Thursday, April 08, 2004

BushCo: Friend of the Environment
It happened in October of 2000, when 300 million gallons of coal slurry - thick pudding-like waste from mining operations - flooded land, polluted rivers and destroyed property in Eastern Kentucky and West Virginia. The slurry contained hazardous chemicals, including arsenic and mercury.

“It polluted 100 miles of stream, killed everything in the streams, all the way to the Ohio River,” says Spadaro, who was second in command of the team investigating the accident.

The slurry had been contained in an enormous reservoir, called an impoundment, which is owned by the Massey Energy Company. One night, the heavy liquid broke through the bottom of the reservoir, flooded the abandoned coalmines below it and roared out into the streams.

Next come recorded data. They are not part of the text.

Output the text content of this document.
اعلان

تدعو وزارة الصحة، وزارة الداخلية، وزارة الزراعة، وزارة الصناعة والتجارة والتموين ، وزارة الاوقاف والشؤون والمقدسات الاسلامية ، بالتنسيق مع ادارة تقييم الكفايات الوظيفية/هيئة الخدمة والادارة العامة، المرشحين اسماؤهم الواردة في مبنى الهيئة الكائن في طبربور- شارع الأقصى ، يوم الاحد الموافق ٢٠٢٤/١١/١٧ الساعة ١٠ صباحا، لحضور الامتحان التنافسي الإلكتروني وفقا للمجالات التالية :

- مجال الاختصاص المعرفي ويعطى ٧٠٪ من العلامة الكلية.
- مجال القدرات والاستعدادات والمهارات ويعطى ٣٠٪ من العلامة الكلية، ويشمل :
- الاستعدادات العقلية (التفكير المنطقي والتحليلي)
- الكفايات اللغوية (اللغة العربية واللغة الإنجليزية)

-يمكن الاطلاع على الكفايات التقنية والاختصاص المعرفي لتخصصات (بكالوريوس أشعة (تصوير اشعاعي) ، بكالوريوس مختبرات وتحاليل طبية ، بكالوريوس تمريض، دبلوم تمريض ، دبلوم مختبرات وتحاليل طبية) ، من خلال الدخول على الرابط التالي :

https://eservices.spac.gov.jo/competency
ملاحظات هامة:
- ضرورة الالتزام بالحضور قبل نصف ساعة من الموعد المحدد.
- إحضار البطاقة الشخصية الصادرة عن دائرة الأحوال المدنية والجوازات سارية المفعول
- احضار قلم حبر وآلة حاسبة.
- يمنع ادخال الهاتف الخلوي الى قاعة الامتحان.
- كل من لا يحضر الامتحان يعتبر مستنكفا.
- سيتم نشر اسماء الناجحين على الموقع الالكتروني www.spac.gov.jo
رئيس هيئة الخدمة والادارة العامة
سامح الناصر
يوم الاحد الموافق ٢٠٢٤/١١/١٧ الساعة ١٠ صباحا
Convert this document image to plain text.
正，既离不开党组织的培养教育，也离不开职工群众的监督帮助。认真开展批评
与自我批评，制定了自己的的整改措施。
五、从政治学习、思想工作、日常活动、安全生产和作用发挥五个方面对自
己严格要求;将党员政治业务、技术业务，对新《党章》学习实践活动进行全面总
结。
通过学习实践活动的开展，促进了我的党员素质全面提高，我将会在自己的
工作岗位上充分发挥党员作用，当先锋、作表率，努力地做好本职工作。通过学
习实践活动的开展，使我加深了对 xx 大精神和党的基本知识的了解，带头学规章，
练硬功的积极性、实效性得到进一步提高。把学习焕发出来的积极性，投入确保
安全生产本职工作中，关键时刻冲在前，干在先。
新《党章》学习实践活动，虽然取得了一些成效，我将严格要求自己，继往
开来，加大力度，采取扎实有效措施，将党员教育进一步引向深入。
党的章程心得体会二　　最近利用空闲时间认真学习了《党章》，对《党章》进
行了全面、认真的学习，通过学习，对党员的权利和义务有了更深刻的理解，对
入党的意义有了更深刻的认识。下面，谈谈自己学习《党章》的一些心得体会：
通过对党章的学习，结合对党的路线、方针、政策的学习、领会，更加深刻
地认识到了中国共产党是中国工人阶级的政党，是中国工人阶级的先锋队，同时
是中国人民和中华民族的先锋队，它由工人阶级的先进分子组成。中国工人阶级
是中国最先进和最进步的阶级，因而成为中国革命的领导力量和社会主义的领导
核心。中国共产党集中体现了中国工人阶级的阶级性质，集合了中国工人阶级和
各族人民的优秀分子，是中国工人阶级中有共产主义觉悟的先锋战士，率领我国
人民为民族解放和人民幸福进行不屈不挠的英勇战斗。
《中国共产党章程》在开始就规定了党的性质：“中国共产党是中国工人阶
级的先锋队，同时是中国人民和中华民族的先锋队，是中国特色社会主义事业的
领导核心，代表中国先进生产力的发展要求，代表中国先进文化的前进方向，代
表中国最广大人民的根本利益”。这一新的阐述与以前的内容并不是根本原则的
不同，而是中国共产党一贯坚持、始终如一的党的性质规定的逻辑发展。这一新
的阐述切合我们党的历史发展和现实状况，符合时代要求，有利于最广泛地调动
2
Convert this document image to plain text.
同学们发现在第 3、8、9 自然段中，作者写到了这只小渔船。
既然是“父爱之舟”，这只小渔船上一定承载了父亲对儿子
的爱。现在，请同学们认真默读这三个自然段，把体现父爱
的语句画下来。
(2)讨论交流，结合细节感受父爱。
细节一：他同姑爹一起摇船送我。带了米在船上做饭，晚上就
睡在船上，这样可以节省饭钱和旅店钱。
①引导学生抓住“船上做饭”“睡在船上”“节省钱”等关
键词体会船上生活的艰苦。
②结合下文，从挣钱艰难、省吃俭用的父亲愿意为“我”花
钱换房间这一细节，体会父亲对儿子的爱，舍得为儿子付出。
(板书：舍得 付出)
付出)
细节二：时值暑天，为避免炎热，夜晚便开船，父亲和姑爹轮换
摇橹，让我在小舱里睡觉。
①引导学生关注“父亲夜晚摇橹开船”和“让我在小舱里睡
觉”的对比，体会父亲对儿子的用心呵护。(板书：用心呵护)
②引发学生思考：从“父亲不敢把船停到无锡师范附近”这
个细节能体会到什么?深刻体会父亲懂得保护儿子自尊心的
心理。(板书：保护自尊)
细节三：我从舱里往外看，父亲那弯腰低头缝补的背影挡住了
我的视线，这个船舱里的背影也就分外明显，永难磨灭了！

Spadaro says the investigators discovered the spill was more than an accident -- it was an accident waiting to happen.

During the investigation carried out by Spadaro and his colleagues, it came out that there had been a previous spill in 1994 at the same impoundment. The mining company claimed it had taken measures to make sure it wouldn't happen again, but an engineer working for the company said the problem had not been fixed, and that both he and the company knew another spill was virtually inevitable.

“He said, ‘We knew there would be another breakthrough,’” says Spadaro. “We knew. And I asked him how many people in the company knew and he said, ‘Well, at least five people.’"

So why didn’t they fix it? “It would have been expensive to find another site. And I think they were willing to take the risk … It was a certainty,” says Spadaro.

He says it was a certainty because there was only a very thin layer of rock at the bottom of the reservoir. But that's not what the mining company had told the government.

“They told the government that there was a solid coal barrier, at least 70 to 80 feet wide between the mine workings and the bottom of the reservoir,” says Spadaro of the barrier, which is less than 20 feet. “They were misrepresenting the facts … and they knew that. The company knew that and I'm sorry to say I believe some people within the government knew that.”

Davitt McAteer was Spadaro's boss when the disaster happened, and head of the MSHA. He says Spadaro is right, that his own regulators hadn't done their job: “I know they didn't do enough in terms of enforcement because the thing failed. That's the proof.”

“This was a catastrophic failure. By the grace of God only did we avoid fatalities,” says McAteer, who expected the report to be harsh. The investigators were going to cite the coal company for serious violations that would probably have led to large fines and even criminal charges.

But all that changed when the Bush administration took over and decided that the country needed more energy -- and less regulation of energy companies. The investigation into Massey Energy, a generous contributor to the Republican Party, was cut short.

“The Bush administration came in and the scope of our investigation was considerably shortened, and we were told to wrap it up in a few weeks,” says Spadaro.

“They cut it off. They did,” says Ellen Smith, who publishes the country’s only newsletter devoted entirely to mine safety and health. She's been writing about the mining industry for 16 years.

“People I spoke with, who were on the investigation team, told me that they believed it was absolutely cut short, that they had more work to do and they were told to wrap it up,” says Smith.

“It appeared to me they thought we were getting too close to issuing serious violations to the mining company,” says Spadaro.